What Is The Difference Between Practice and Transfer? There are three common types of Practice: • Fixed or Massed - a specific skill element is practiced repeatedly in isolation, without a break, known as a drill (most common type of school homework). • Variable - the skill is practiced in the range of situations that could be experienced in the local environments. (common in community based instruction). • Distributed - breaks are taken while developing skill sets over time and situation (best for students with exceptional needs.)
What Is The Difference Between Practice and Transfer of Skill? • Transfer refers to the degree a learned skill will be repeated correctly in a new situation, or a learned skill will be applied, or “tweaked,” in a new situation. • In special education, transfer of skills is the most critical concept in teaching and learning.
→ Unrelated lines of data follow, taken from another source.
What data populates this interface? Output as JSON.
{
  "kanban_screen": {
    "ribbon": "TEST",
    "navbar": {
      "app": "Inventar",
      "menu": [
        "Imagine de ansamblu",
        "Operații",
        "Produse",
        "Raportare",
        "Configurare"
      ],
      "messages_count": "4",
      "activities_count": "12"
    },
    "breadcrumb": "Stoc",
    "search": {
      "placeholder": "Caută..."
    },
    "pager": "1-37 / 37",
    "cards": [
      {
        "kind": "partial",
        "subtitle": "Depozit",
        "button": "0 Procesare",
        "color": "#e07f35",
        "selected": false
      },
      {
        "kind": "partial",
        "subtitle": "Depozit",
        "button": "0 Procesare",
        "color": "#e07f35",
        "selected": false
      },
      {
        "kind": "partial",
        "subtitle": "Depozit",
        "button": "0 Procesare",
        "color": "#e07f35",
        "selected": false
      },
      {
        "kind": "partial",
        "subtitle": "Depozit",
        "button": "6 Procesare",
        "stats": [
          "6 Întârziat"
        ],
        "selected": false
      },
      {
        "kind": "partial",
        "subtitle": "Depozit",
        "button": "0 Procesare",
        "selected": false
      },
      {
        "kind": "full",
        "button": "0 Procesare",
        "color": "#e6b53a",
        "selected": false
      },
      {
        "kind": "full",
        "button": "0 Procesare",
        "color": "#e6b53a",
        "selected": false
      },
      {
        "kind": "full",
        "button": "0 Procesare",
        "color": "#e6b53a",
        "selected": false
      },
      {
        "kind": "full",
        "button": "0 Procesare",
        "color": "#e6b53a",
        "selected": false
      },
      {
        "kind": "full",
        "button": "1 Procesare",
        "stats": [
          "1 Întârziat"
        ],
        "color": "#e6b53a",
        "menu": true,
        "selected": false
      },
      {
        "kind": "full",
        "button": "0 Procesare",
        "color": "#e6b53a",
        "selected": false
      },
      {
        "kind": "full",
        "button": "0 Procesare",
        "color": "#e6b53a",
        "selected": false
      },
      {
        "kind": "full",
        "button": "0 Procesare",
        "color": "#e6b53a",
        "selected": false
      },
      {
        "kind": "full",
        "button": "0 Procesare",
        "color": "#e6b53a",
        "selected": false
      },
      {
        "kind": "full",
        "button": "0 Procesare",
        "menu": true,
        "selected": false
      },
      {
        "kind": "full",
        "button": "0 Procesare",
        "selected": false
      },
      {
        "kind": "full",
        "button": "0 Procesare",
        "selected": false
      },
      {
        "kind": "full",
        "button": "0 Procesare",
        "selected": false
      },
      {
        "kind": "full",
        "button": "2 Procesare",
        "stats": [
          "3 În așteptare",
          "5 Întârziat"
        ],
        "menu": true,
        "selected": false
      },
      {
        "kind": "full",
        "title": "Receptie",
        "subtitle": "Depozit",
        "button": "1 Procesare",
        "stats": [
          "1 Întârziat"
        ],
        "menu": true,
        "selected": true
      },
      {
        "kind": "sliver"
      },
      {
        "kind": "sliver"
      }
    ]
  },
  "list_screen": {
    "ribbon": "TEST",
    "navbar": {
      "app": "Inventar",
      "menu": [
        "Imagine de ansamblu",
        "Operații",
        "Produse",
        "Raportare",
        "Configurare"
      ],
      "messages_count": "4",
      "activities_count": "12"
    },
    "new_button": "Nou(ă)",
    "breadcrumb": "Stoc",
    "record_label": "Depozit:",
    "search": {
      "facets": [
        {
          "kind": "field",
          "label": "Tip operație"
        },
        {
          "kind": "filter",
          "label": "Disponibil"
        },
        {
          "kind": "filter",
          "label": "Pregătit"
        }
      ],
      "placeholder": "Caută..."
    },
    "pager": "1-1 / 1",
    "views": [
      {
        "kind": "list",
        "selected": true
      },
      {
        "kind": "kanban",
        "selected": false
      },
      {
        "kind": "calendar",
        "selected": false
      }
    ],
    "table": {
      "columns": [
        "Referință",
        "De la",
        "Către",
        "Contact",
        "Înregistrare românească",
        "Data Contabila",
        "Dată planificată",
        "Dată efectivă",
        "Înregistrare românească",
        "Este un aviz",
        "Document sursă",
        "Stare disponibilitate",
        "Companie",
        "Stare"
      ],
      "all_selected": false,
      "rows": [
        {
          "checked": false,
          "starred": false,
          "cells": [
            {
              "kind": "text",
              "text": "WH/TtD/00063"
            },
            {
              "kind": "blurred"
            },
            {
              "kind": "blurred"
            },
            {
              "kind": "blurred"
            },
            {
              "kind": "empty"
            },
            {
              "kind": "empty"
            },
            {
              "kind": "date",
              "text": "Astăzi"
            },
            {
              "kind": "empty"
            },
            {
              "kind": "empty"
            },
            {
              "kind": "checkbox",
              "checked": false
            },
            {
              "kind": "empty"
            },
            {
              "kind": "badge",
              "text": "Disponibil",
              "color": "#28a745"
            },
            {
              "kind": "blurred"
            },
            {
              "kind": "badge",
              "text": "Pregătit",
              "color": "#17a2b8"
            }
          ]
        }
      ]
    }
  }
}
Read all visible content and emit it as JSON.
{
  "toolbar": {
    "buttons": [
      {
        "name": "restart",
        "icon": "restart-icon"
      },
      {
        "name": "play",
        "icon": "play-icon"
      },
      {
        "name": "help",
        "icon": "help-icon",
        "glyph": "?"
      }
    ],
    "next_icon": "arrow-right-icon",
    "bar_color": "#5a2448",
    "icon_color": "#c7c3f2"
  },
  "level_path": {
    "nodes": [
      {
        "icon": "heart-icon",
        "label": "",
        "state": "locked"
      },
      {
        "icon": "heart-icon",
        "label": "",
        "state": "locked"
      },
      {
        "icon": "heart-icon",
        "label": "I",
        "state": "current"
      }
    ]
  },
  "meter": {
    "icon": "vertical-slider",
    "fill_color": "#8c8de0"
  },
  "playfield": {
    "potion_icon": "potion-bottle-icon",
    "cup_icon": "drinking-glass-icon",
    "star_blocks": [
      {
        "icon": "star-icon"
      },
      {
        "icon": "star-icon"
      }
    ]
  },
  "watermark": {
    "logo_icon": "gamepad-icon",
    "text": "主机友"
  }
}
If the learned skill is not generalized and maintained through a transfer of learned skills to everyday problems, those skills may be lost because of a “silo” or lack of relevance to community.
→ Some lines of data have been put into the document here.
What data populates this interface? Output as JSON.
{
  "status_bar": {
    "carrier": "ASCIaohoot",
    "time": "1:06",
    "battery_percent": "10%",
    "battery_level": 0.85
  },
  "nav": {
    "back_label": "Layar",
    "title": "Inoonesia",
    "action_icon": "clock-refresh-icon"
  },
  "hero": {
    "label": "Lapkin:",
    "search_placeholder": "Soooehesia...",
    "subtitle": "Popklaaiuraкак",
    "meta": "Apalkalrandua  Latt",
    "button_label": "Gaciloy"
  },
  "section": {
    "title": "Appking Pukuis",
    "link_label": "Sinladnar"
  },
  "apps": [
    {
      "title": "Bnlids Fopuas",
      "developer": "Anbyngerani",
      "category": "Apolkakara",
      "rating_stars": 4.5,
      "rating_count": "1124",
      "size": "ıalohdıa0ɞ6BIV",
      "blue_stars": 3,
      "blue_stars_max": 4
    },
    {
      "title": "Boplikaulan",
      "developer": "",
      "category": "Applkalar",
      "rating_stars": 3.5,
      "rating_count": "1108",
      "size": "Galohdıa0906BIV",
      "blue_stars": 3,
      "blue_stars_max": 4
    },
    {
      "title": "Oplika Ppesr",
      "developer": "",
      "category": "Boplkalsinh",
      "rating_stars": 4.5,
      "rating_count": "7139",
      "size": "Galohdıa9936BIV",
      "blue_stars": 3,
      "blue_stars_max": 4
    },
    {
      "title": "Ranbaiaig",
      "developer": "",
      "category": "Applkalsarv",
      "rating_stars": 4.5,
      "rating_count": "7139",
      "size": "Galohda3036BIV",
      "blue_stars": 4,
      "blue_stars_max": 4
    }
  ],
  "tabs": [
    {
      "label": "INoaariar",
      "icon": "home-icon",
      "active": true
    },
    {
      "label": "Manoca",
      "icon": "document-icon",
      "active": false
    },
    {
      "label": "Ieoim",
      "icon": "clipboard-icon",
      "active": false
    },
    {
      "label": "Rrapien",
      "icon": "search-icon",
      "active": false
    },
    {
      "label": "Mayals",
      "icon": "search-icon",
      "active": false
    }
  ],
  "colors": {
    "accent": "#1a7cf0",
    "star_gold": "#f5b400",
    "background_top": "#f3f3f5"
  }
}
Questions To Ask When Planning for a Transfer of Skills Lesson • Was skill expected to be learned in isolation with little collaboration or demonstration and then generalized? • Is the skill needed for use in the school or home environments over a period of time? • Is there motivation to use the skill because of its function? • Does the educational standard required to be taught and learned generalize to many uses that will naturally occur? • Was feedback in the applied skill planned in several modalities (visual, auditory, kinesthetic)? • Is “mastery of a skill” also equally evaluated in a generalized use or in differing environments? • Are the assessments in learning a skill inclusive of transfer of difference or complexity to community culture and need? • What plan of maintenance of the skill would be suggested for each student’s needs within the community?
Concluding Thoughts … • Special Education is still a very new profession – we are always learning new ways to be more effective, efficient, and supportive for our students and their environments. • American education is built more on practicing and assessing segments of larger concepts than application to new problems. Emphasis on transfer of skills is critical for improved quality of life for exceptional persons as communities grow and change.
Thank you so much! • Now I will transfer my learned skill in how to make a pie to making a pizza!
References • Mackenzie, B. (2000) Teaching Methods [WWW] Available from: http://www.brianmac.co.uk/teaching.htm [Accessed (08/03/2012 • Wulf, G., & Shea, C.H. (2002). Principles derived form the study of simple motor skills do not generalize to complex skill learning. Psychonomic Bulletin and Review, 9, 185-211.